C'est le plissement qui achète la surface. Étalé à plat, le cortex couvrirait une aire bien supérieure à ce qu'un crâne peut contenir : il se froisse donc, et près des deux tiers finissent cachés au fond des sillons plutôt qu'exposés sur les circonvolutions visibles.
Son épaisseur varie à peine d'un endroit à l'autre ; ce qui varie, ce sont les connexions de chaque territoire.
- Substance grise : corps cellulaires. Substance blanche : les axones myélinisés qui les relient
- L'essentiel du cortex est enfoui dans les sillons, non exposé en surface
- Les régions diffèrent bien plus par leurs connexions que par leur structure
Un territoire, pas une faculté
Un lobe n'est pas une fonction. Dire « lobe occipital = vision » nomme l'endroit où les signaux visuels arrivent en premier, pas un module qui voit. Les lobes portent le nom des os du crâne qui les recouvrent, et presque toute tâche réelle en mobilise plusieurs à la fois.
Ce que la division capture vraiment, c'est un ordre. Les signaux atterrissent dans une aire primaire, puis gagnent les aires associatives où ils sont combinés à la mémoire et au contexte.
Une lésion primaire supprime un canal brut ; une lésion associative laisse le canal intact et en retire le sens — c'est ainsi qu'un patient peut voir un visage parfaitement net sans le reconnaître.
- Les lobes tiennent leur nom des os sus-jacents, pas de leur rôle
- Les aires primaires reçoivent, les aires associatives interprètent
- Perdre l'interprétation plutôt que l'entrée produit les déficits les plus étranges
Un organe qui ne peut pas attendre
Le cerveau entretient un métabolisme coûteux en permanence et ne stocke pratiquement aucun carburant. Il ne peut pas non plus éteindre les régions inutilisées : l'écart entre concentration intense et repos vide se compte en quelques pour cent, pas en doublement.
D'où l'intransigeance d'une interruption d'apport. Le muscle tolère plusieurs minutes de mauvaise perfusion ; les neurones corticaux commencent à défaillir en quelques secondes et meurent en quelques minutes.
La circulation compense par l'autorégulation : le débit sanguin cérébral reste presque constant sur une large plage de pressions artérielles, protection que peu d'organes se donnent la peine d'assurer.

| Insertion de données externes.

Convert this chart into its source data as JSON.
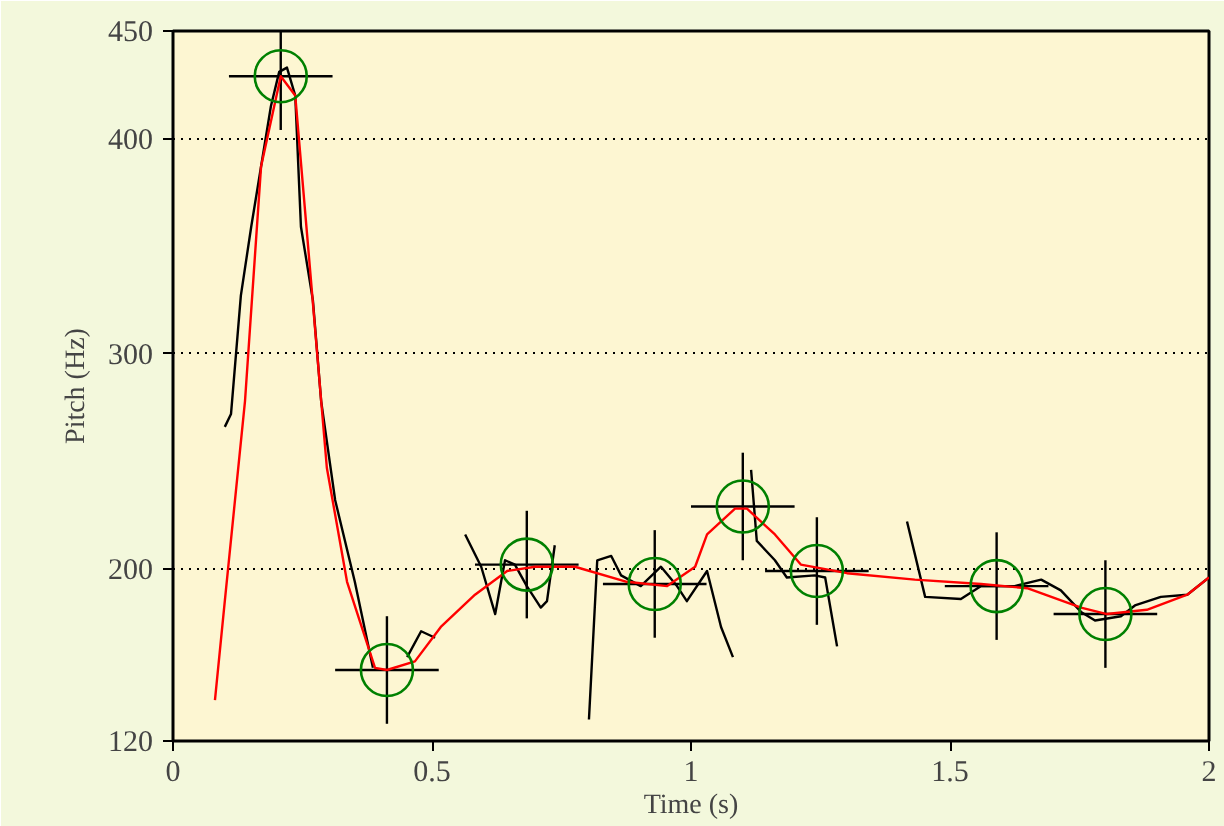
{
  "chart_data": {
    "type": "line",
    "xlabel": "Time (s)",
    "ylabel": "Pitch (Hz)",
    "xlim": [
      0,
      2
    ],
    "ylim": [
      120,
      450
    ],
    "xticks": [
      0,
      0.5,
      1,
      1.5,
      2
    ],
    "yticks": [
      120,
      200,
      300,
      400,
      450
    ],
    "grid": "y",
    "marker": "none",
    "series": [
      {
        "color": "#000000",
        "x": [
          0.1,
          0.112,
          0.131,
          0.151,
          0.17,
          0.189,
          0.205,
          0.22,
          0.236,
          0.247,
          0.27,
          0.286,
          0.313,
          0.351,
          0.386,
          0.42,
          0.452,
          0.479,
          0.506,
          0.53,
          0.564,
          0.595,
          0.622,
          0.641,
          0.66,
          0.683,
          0.71,
          0.722,
          0.737,
          0.77,
          0.803,
          0.819,
          0.846,
          0.865,
          0.903,
          0.942,
          0.973,
          0.992,
          1.031,
          1.058,
          1.081,
          1.1,
          1.116,
          1.127,
          1.162,
          1.185,
          1.239,
          1.259,
          1.282,
          1.35,
          1.417,
          1.452,
          1.521,
          1.56,
          1.625,
          1.676,
          1.714,
          1.753,
          1.78,
          1.83,
          1.857,
          1.907,
          1.958,
          2.0
        ],
        "values": [
          266,
          272,
          327,
          359,
          387,
          415,
          431,
          433,
          420,
          359,
          325,
          278,
          232,
          194,
          154,
          null,
          159,
          171,
          168,
          null,
          216,
          201,
          179,
          204,
          202,
          192,
          182,
          185,
          211,
          null,
          130,
          204,
          206,
          197,
          192,
          201,
          192,
          185,
          199,
          173,
          159,
          null,
          246,
          213,
          204,
          196,
          197,
          196,
          164,
          null,
          222,
          187,
          186,
          192,
          192,
          195,
          190,
          180,
          176,
          178,
          183,
          187,
          188,
          196
        ]
      },
      {
        "color": "#ff0000",
        "x": [
          0.081,
          0.1,
          0.139,
          0.17,
          0.208,
          0.236,
          0.259,
          0.297,
          0.336,
          0.39,
          0.413,
          0.467,
          0.517,
          0.583,
          0.645,
          0.699,
          0.776,
          0.876,
          0.954,
          1.008,
          1.031,
          1.085,
          1.108,
          1.162,
          1.212,
          1.301,
          1.432,
          1.56,
          1.649,
          1.753,
          1.803,
          1.88,
          1.958,
          2.0
        ],
        "values": [
          139,
          185,
          278,
          387,
          429,
          420,
          355,
          247,
          194,
          154,
          153,
          157,
          173,
          188,
          199,
          201,
          201,
          194,
          192,
          201,
          216,
          228,
          228,
          216,
          202,
          198,
          195,
          193,
          191,
          182,
          179,
          181,
          188,
          196
        ]
      },
      {
        "type": "scatter",
        "color": "#008000",
        "marker": "circle",
        "x": [
          0.208,
          0.413,
          0.683,
          0.93,
          1.1,
          1.243,
          1.59,
          1.8
        ],
        "values": [
          429,
          153,
          202,
          193,
          229,
          199,
          192,
          179
        ],
        "errors": [
          25,
          25,
          25,
          25,
          25,
          25,
          25,
          25
        ],
        "xerrors": [
          0.1,
          0.1,
          0.1,
          0.1,
          0.1,
          0.1,
          0.1,
          0.1
        ]
      }
    ]
  }
}
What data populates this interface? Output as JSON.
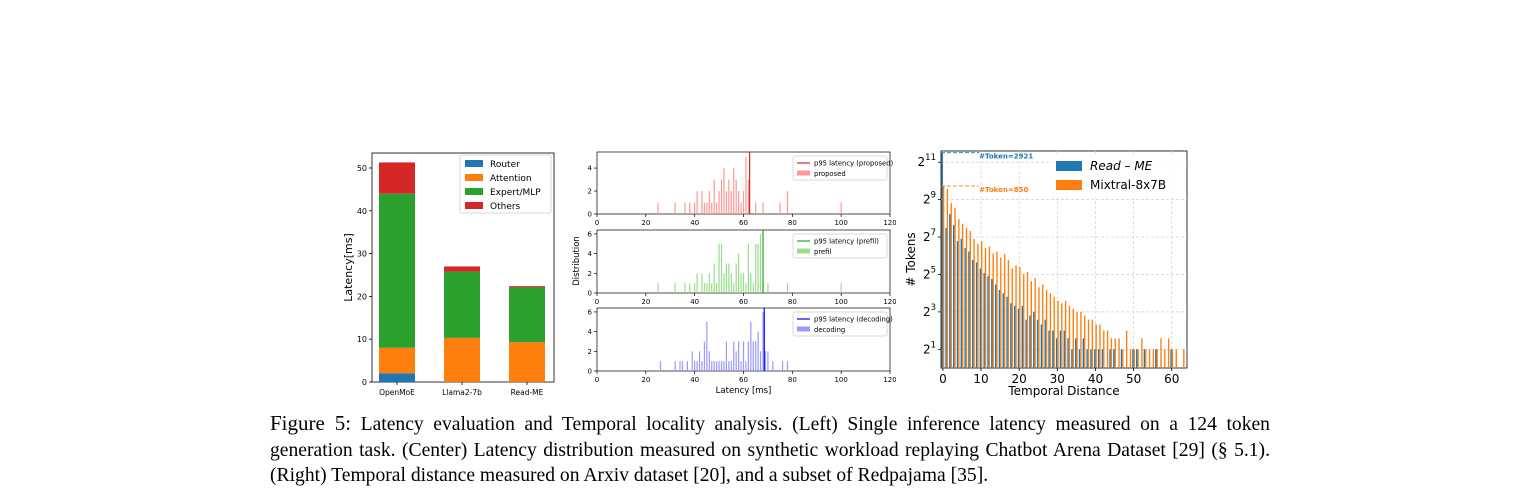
{
  "caption": {
    "label": "Figure 5:",
    "text": "Latency evaluation and Temporal locality analysis. (Left) Single inference latency measured on a 124 token generation task. (Center) Latency distribution measured on synthetic workload replaying Chatbot Arena Dataset [29] (§ 5.1). (Right) Temporal distance measured on Arxiv dataset [20], and a subset of Redpajama [35]."
  },
  "colors": {
    "router": "#1f77b4",
    "attention": "#ff7f0e",
    "expert_mlp": "#2ca02c",
    "others": "#d62728",
    "proposed": "#ff9896",
    "proposed_line": "#d62728",
    "prefil": "#98df8a",
    "prefil_line": "#2ca02c",
    "decoding": "#9999ff",
    "decoding_line": "#0000ff"
  },
  "chart_data": [
    {
      "type": "bar",
      "stacked": true,
      "categories": [
        "OpenMoE",
        "Llama2-7b",
        "Read-ME"
      ],
      "series": [
        {
          "name": "Router",
          "values": [
            2,
            0,
            0
          ]
        },
        {
          "name": "Attention",
          "values": [
            6,
            10.3,
            9.3
          ]
        },
        {
          "name": "Expert/MLP",
          "values": [
            36,
            15.5,
            12.8
          ]
        },
        {
          "name": "Others",
          "values": [
            7.3,
            1.2,
            0.3
          ]
        }
      ],
      "ylabel": "Latency[ms]",
      "yticks": [
        0,
        10,
        20,
        30,
        40,
        50
      ],
      "ylim": [
        0,
        53.5
      ],
      "legend": "top-right"
    },
    {
      "type": "bar",
      "subtype": "histogram",
      "panels": [
        {
          "name": "proposed",
          "line_label": "p95 latency (proposed)",
          "p95": 62.5,
          "values": [
            [
              25,
              1
            ],
            [
              32,
              1
            ],
            [
              36,
              1
            ],
            [
              38,
              1
            ],
            [
              40,
              1
            ],
            [
              41,
              2
            ],
            [
              43,
              2
            ],
            [
              44,
              1
            ],
            [
              45,
              1
            ],
            [
              46,
              2
            ],
            [
              47,
              1
            ],
            [
              48,
              3
            ],
            [
              49,
              1
            ],
            [
              50,
              2
            ],
            [
              51,
              3
            ],
            [
              52,
              4
            ],
            [
              53,
              2
            ],
            [
              54,
              3
            ],
            [
              55,
              2
            ],
            [
              56,
              4
            ],
            [
              57,
              3
            ],
            [
              58,
              2
            ],
            [
              59,
              1
            ],
            [
              60,
              2
            ],
            [
              61,
              5
            ],
            [
              62,
              3
            ],
            [
              65,
              1
            ],
            [
              68,
              1
            ],
            [
              75,
              1
            ],
            [
              78,
              2
            ],
            [
              100,
              1
            ]
          ]
        },
        {
          "name": "prefil",
          "line_label": "p95 latency (prefil)",
          "p95": 68,
          "values": [
            [
              25,
              1
            ],
            [
              32,
              1
            ],
            [
              36,
              1
            ],
            [
              38,
              1
            ],
            [
              40,
              1
            ],
            [
              41,
              2
            ],
            [
              43,
              2
            ],
            [
              44,
              1
            ],
            [
              45,
              1
            ],
            [
              46,
              2
            ],
            [
              47,
              1
            ],
            [
              48,
              3
            ],
            [
              49,
              1
            ],
            [
              50,
              5
            ],
            [
              51,
              5
            ],
            [
              52,
              2
            ],
            [
              53,
              3
            ],
            [
              54,
              3
            ],
            [
              55,
              2
            ],
            [
              56,
              1
            ],
            [
              57,
              3
            ],
            [
              58,
              4
            ],
            [
              59,
              2
            ],
            [
              60,
              2
            ],
            [
              61,
              1
            ],
            [
              62,
              5
            ],
            [
              63,
              2
            ],
            [
              64,
              1
            ],
            [
              65,
              5
            ],
            [
              66,
              5
            ],
            [
              67,
              6
            ],
            [
              68,
              1
            ],
            [
              70,
              1
            ],
            [
              78,
              1
            ],
            [
              100,
              1
            ]
          ]
        },
        {
          "name": "decoding",
          "line_label": "p95 latency (decoding)",
          "p95": 68.5,
          "values": [
            [
              26,
              1
            ],
            [
              32,
              1
            ],
            [
              34,
              1
            ],
            [
              35,
              1
            ],
            [
              37,
              1
            ],
            [
              39,
              2
            ],
            [
              40,
              1
            ],
            [
              41,
              1
            ],
            [
              42,
              2
            ],
            [
              43,
              1
            ],
            [
              44,
              3
            ],
            [
              45,
              5
            ],
            [
              46,
              2
            ],
            [
              47,
              1
            ],
            [
              48,
              1
            ],
            [
              49,
              1
            ],
            [
              50,
              1
            ],
            [
              51,
              1
            ],
            [
              52,
              1
            ],
            [
              53,
              3
            ],
            [
              54,
              1
            ],
            [
              55,
              1
            ],
            [
              56,
              3
            ],
            [
              57,
              2
            ],
            [
              58,
              3
            ],
            [
              59,
              1
            ],
            [
              60,
              3
            ],
            [
              61,
              1
            ],
            [
              62,
              3
            ],
            [
              63,
              5
            ],
            [
              64,
              3
            ],
            [
              65,
              3
            ],
            [
              66,
              4
            ],
            [
              67,
              2
            ],
            [
              68,
              6
            ],
            [
              69,
              2
            ],
            [
              70,
              2
            ],
            [
              72,
              1
            ],
            [
              76,
              1
            ],
            [
              78,
              1
            ]
          ]
        }
      ],
      "xlabel": "Latency [ms]",
      "ylabel": "Distribution",
      "xlim": [
        0,
        120
      ],
      "xticks": [
        0,
        20,
        40,
        60,
        80,
        100,
        120
      ],
      "ylim_top": [
        0,
        5.4
      ],
      "yticks_top": [
        0,
        2,
        4
      ],
      "ylim_other": [
        0,
        6.4
      ],
      "yticks_other": [
        0,
        2,
        4,
        6
      ],
      "legend": "top-right"
    },
    {
      "type": "bar",
      "log_scale_y": "base 2",
      "x": [
        0,
        1,
        2,
        3,
        4,
        5,
        6,
        7,
        8,
        9,
        10,
        11,
        12,
        13,
        14,
        15,
        16,
        17,
        18,
        19,
        20,
        21,
        22,
        23,
        24,
        25,
        26,
        27,
        28,
        29,
        30,
        31,
        32,
        33,
        34,
        35,
        36,
        37,
        38,
        39,
        40,
        41,
        42,
        43,
        44,
        45,
        46,
        47,
        48,
        49,
        50,
        51,
        52,
        53,
        54,
        55,
        56,
        57,
        58,
        59,
        60,
        61,
        62,
        63
      ],
      "series": [
        {
          "name": "Read – ME",
          "values": [
            2921,
            180,
            300,
            200,
            110,
            120,
            85,
            75,
            55,
            50,
            40,
            34,
            30,
            27,
            22,
            18,
            16,
            14,
            11,
            10,
            9,
            10,
            6,
            7,
            8,
            6,
            5,
            6,
            4,
            4,
            3,
            4,
            4,
            3,
            2,
            3,
            2,
            3,
            2,
            2,
            2,
            2,
            2,
            1,
            2,
            2,
            1,
            2,
            1,
            1,
            2,
            2,
            1,
            2,
            1,
            1,
            2,
            1,
            1,
            1,
            2,
            1,
            1,
            1
          ]
        },
        {
          "name": "Mixtral-8x7B",
          "values": [
            850,
            760,
            450,
            380,
            250,
            210,
            180,
            160,
            120,
            100,
            110,
            85,
            90,
            70,
            75,
            60,
            68,
            55,
            40,
            45,
            42,
            32,
            35,
            25,
            28,
            20,
            22,
            18,
            16,
            14,
            12,
            11,
            12,
            10,
            9,
            8,
            8,
            7,
            6,
            6,
            5,
            5,
            4,
            4,
            3,
            3,
            3,
            2,
            4,
            2,
            2,
            2,
            3,
            2,
            2,
            2,
            2,
            3,
            2,
            3,
            2,
            2,
            1,
            2
          ]
        }
      ],
      "annotations": [
        "#Token=2921",
        "#Token=850"
      ],
      "xlabel": "Temporal Distance",
      "ylabel": "# Tokens",
      "xticks": [
        0,
        10,
        20,
        30,
        40,
        50,
        60
      ],
      "yticks": [
        {
          "base": "2",
          "exp": "1"
        },
        {
          "base": "2",
          "exp": "3"
        },
        {
          "base": "2",
          "exp": "5"
        },
        {
          "base": "2",
          "exp": "7"
        },
        {
          "base": "2",
          "exp": "9"
        },
        {
          "base": "2",
          "exp": "11"
        }
      ],
      "xlim": [
        -0.5,
        64
      ],
      "ylim_log2": [
        0,
        11.6
      ],
      "grid": true,
      "legend": "top-right"
    }
  ]
}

- Presque aucune réserve de carburant : l'apport doit être continu, pas seulement suffisant
- L'effort modifie la consommation de quelques pour cent, pas d'un facteur deux
- Le débit cérébral est autorégulé pour rester stable malgré les variations de pression
Usage clinique
Consomme environ 20 % de l'énergie du corps
Des milliards de neurones communiquent par signaux électriques et chimiques.
Une planche se lit toujours avec le tableau clinique.